Albuquerque: For a brief moment — just a half-hour over the weekend — a simple piece of playground equipment served as a bridge between the United States and Mexico.
A woman with her little girls helps them play seesaw installed between the border fence that divides Mexico from the United States in Ciudad de Juarez, Mexico.Credit:AP
In images and videos that were circulating on social media this week, children smiled and giggled with glee as they bobbed up and down on three pink seesaws that had been inserted through the steel slats of a section of border wall in Sunland Park, New Mexico.
"Actions that take place on one side have a direct consequence on the other side," Ronald Rael, one the architects who designed the border seesaws, wrote in an Instagram post describing the unusual installation.
The project points to how artists and architects are responding to US President Donald Trump's efforts to build a wall along the border, in addition to border barriers constructed during the administrations of Presidents Barack Obama and George W. Bush.
In images and videos, children on both sides of the border could be seen playing on three seesaws along a portion of an older section of border wall in Sunland Park, near New Mexico's border with Texas and sprawling El Paso. In social media posts featuring the seesaws, the wall seemed to be an afterthought rather than a barrier limiting contact between those who live in its shadow.
Children play seesaw installed between the border fence at the US-Mexico border.Credit:AP
The architects have also designed a "Burrito Wall" intervention that would allow a food cart to be inserted into the border wall, and a "Wildlife Wall" with gaps to ensure the "free movement of critically endangered species between Mexico and the US."

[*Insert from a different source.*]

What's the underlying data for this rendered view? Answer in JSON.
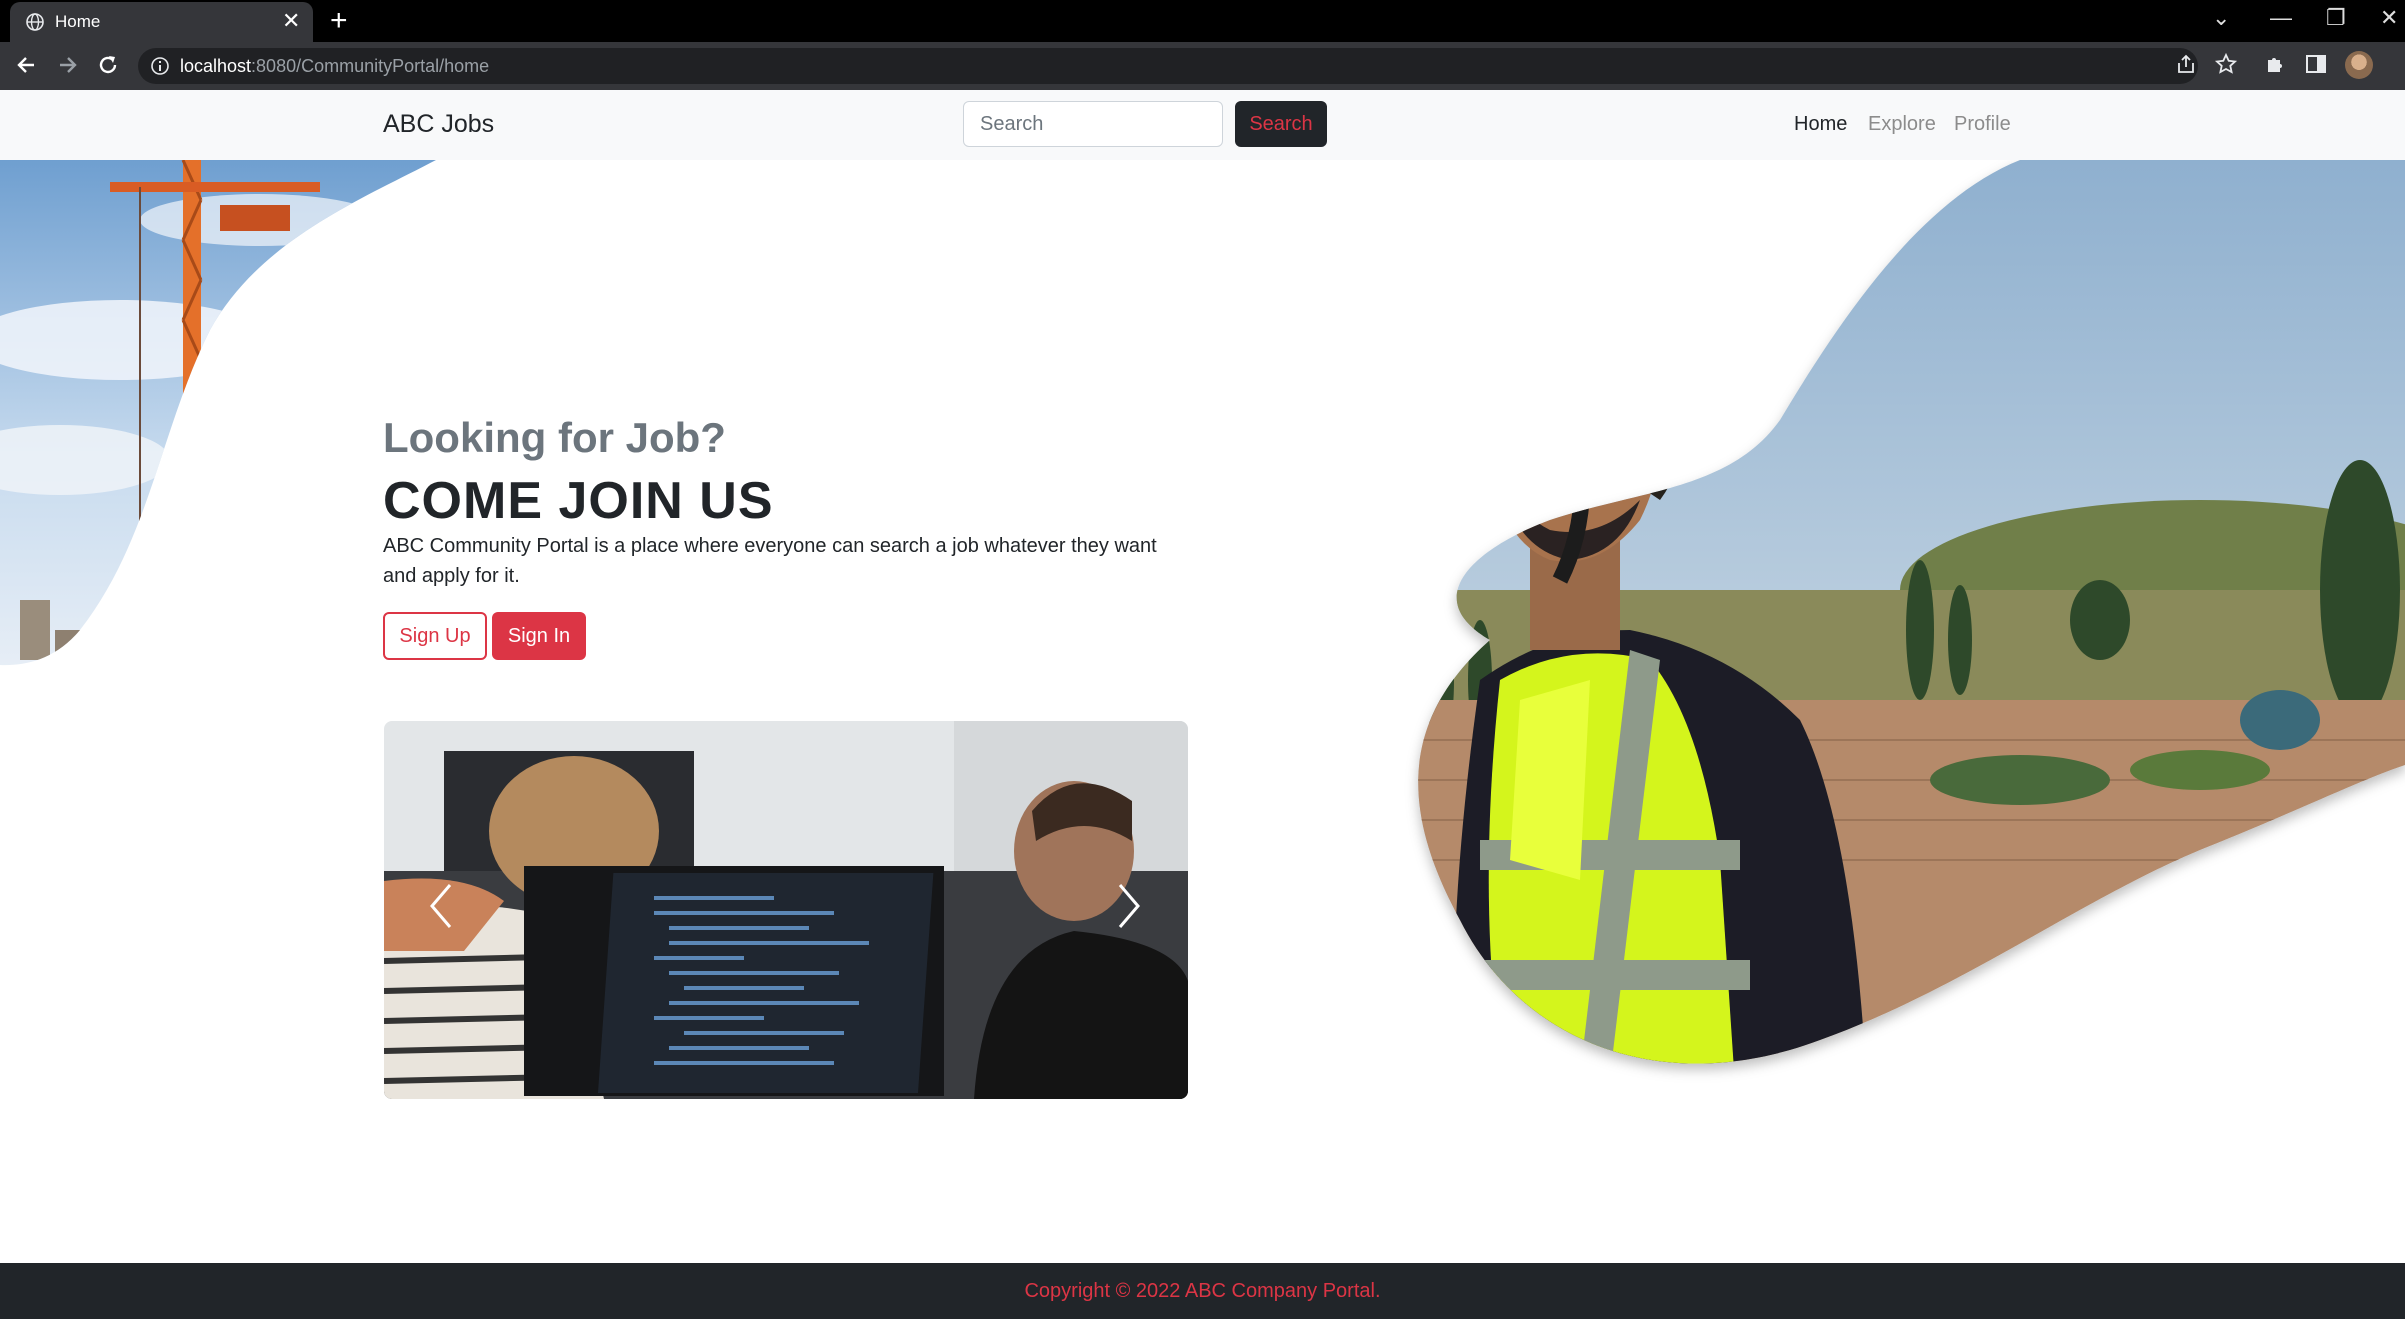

The section of the border where the seesaws were installed has been a flash point in the Trump administration's crackdown on unauthorised immigration. In April, members of a right-wing militia detained migrants in Sunland Park, and in May a group that is collecting private donations for a border wall came there to erect its first section of fencing on private land.
The seesaw installation made the small city of 14,500 the setting for a different kind of border venture.
"This displays creativity in making the most of the wall that's been built in our midst," said Javier Perea, Sunland Park's mayor. "And it showcases the fact that people live along the border and get along pretty well with each other despite the wall."